Assume true for k, show it follows for k+1: As the statement is true for k, there’s a unique ω-successor function with domain k that maps every n < k to some successor of ω. Call this function f. The last mapped element of f was (k-1), so k is the strict successor of (k-1), and f(k-1) was formed by taken the previous value in the range, f(k-2), and applying the successor function to it, so f(k-1) = (f(k-2))⁺, and f(k-1) is the strict successor of f(k-2). We could apply the successor function to f(k-1) itself to get (f(k-1))⁺, and now we have all the elements for formulating an extension of function f. Call such a function F: F has the same input-output for values less then k, and for k, it maps k to (f(k-1))⁺. I claim this function F uniquely maps the initial interval of k⁺ to and is such that such that f(0) = ω and f(m⁺) = (f(m))⁺ whenever m⁺ < k⁺. Therefore, it follows that from assuming k is a unique ω-successor function with domain k, the same is also true for k⁺, and therefore this is true for each natural number n.

It is now easy to verify that ω2 is an ordinal number.

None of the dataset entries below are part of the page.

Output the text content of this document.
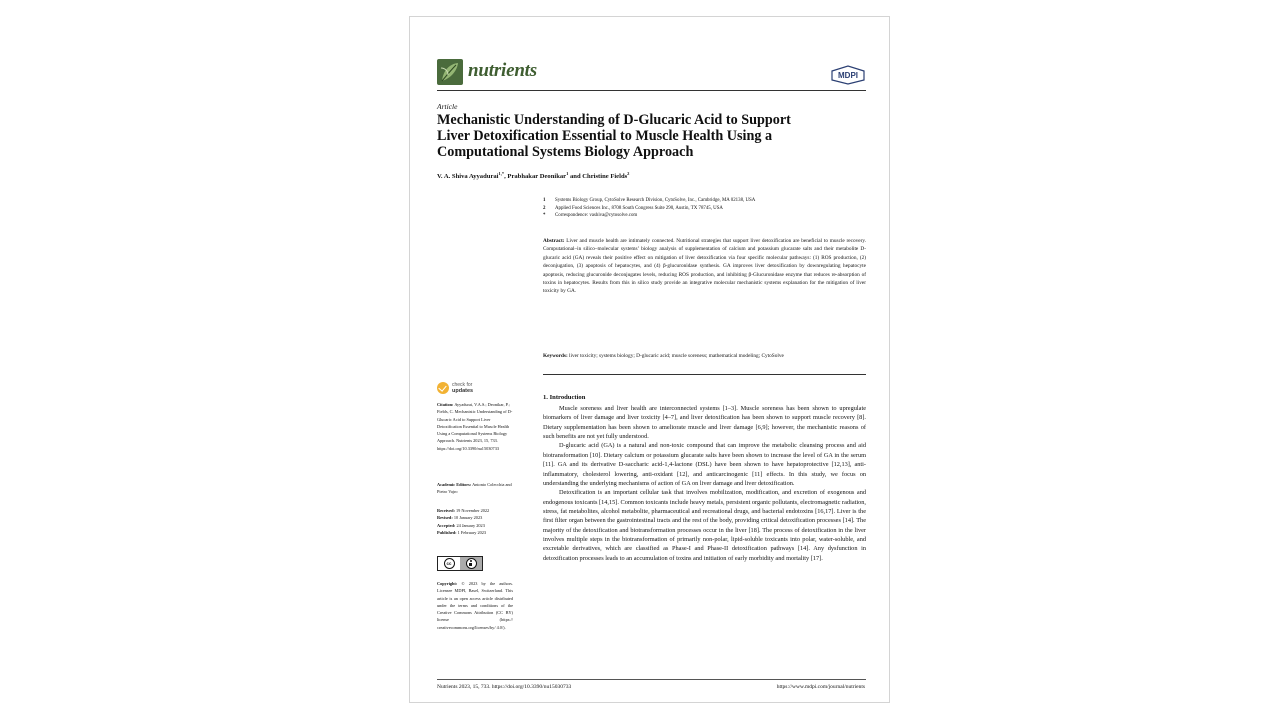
nutrients	MDPI
Article
Mechanistic Understanding of D-Glucaric Acid to Support
Liver Detoxification Essential to Muscle Health Using a
Computational Systems Biology Approach
V. A. Shiva Ayyadurai$^{1,*}$, Prabhakar Deonikar$^1$ and Christine Fields$^2$
1	Systems Biology Group, CytoSolve Research Division, CytoSolve, Inc., Cambridge, MA 02138, USA
2	Applied Food Sciences Inc., 8708 South Congress Suite 290, Austin, TX 78745, USA
*	Correspondence: vashiva@cytosolve.com
Abstract: Liver and muscle health are intimately connected. Nutritional strategies that support liver detoxification are beneficial to muscle recovery. Computational–in silico–molecular systems’ biology analysis of supplementation of calcium and potassium glucarate salts and their metabolite D-glucaric acid (GA) reveals their positive effect on mitigation of liver detoxification via four specific molecular pathways: (1) ROS production, (2) deconjugation, (3) apoptosis of hepatocytes, and (4) β-glucuronidase synthesis. GA improves liver detoxification by downregulating hepatocyte apoptosis, reducing glucuronide deconjugates levels, reducing ROS production, and inhibiting β-Glucuronidase enzyme that reduces re-absorption of toxins in hepatocytes. Results from this in silico study provide an integrative molecular mechanistic systems explanation for the mitigation of liver toxicity by GA.
Keywords: liver toxicity; systems biology; D-glucaric acid; muscle soreness; mathematical modeling; CytoSolve
check for
updates
Citation: Ayyadurai, V.A.S.; Deonikar, P.; Fields, C. Mechanistic Understanding of D-Glucaric Acid to Support Liver Detoxification Essential to Muscle Health Using a Computational Systems Biology Approach. Nutrients 2023, 15, 733. https://doi.org/10.3390/nu15030733
Academic Editors: Antonio Colecchia and Pietro Vajro
Received: 19 November 2022
Revised: 10 January 2023
Accepted: 24 January 2023
Published: 1 February 2023
cc
Copyright: © 2023 by the authors. Licensee MDPI, Basel, Switzerland. This article is an open access article distributed under the terms and conditions of the Creative Commons Attribution (CC BY) license (https:// creativecommons.org/licenses/by/ 4.0/).
1. Introduction

Muscle soreness and liver health are interconnected systems [1–3]. Muscle soreness has been shown to upregulate biomarkers of liver damage and liver toxicity [4–7], and liver detoxification has been shown to support muscle recovery [8]. Dietary supplementation has been shown to ameliorate muscle and liver damage [6,9]; however, the mechanistic reasons of such benefits are not yet fully understood.

D-glucaric acid (GA) is a natural and non-toxic compound that can improve the metabolic cleansing process and aid biotransformation [10]. Dietary calcium or potassium glucarate salts have been shown to increase the level of GA in the serum [11]. GA and its derivative D-saccharic acid-1,4-lactone (DSL) have been shown to have hepatoprotective [12,13], anti-inflammatory, cholesterol lowering, anti-oxidant [12], and anticarcinogenic [11] effects. In this study, we focus on understanding the underlying mechanisms of action of GA on liver damage and liver detoxification.

Detoxification is an important cellular task that involves mobilization, modification, and excretion of exogenous and endogenous toxicants [14,15]. Common toxicants include heavy metals, persistent organic pollutants, electromagnetic radiation, stress, fat metabolites, alcohol metabolite, pharmaceutical and recreational drugs, and bacterial endotoxins [16,17]. Liver is the first filter organ between the gastrointestinal tracts and the rest of the body, providing critical detoxification processes [14]. The majority of the detoxification and biotransformation processes occur in the liver [18]. The process of detoxification in the liver involves multiple steps in the biotransformation of primarily non-polar, lipid-soluble toxicants into polar, water-soluble, and excretable derivatives, which are classified as Phase-I and Phase-II detoxification pathways [14]. Any dysfunction in detoxification processes leads to an accumulation of toxins and initiation of early morbidity and mortality [17].

Nutrients 2023, 15, 733. https://doi.org/10.3390/nu15030733	https://www.mdpi.com/journal/nutrients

The verification depends, of course, on the definition of order in ω2. At this point both that definition and the proof are left as exercises

Let's start with the definition of ordinal number: it is a well-ordered set α such that s(ξ) = ξ for all ξ in α, with s(ξ) being the initial segment of all elements in α < ξ.

Now, for the definition of order in ω2, it doesn't seem very difficult. You just define it as such: if ξ ∈ ω, we follow the usual order for the naturals. If ξ is ω or one of its successors, it follows the usual order where a successor is always greater than all its predecessors (and includes them as elements). When comparing a ξ ∈ ω with one not in ω, the latter is always greater.

As for proof, we can see that ω2 is a well ordered set (using the order definition just presented and given any subset of elements ξ of ω2, we can always determine a least element). If ξ ∈ ω, we saw that all natural numbers satisfy the rule that s(ξ) = ξ. If ξ is not in ω, the textbook showed that s(ω) = ω by definition of ω, so ω⁺ is an ordinal number, and we can keep extending this chain ad infinitum, covering all the elements of ω2.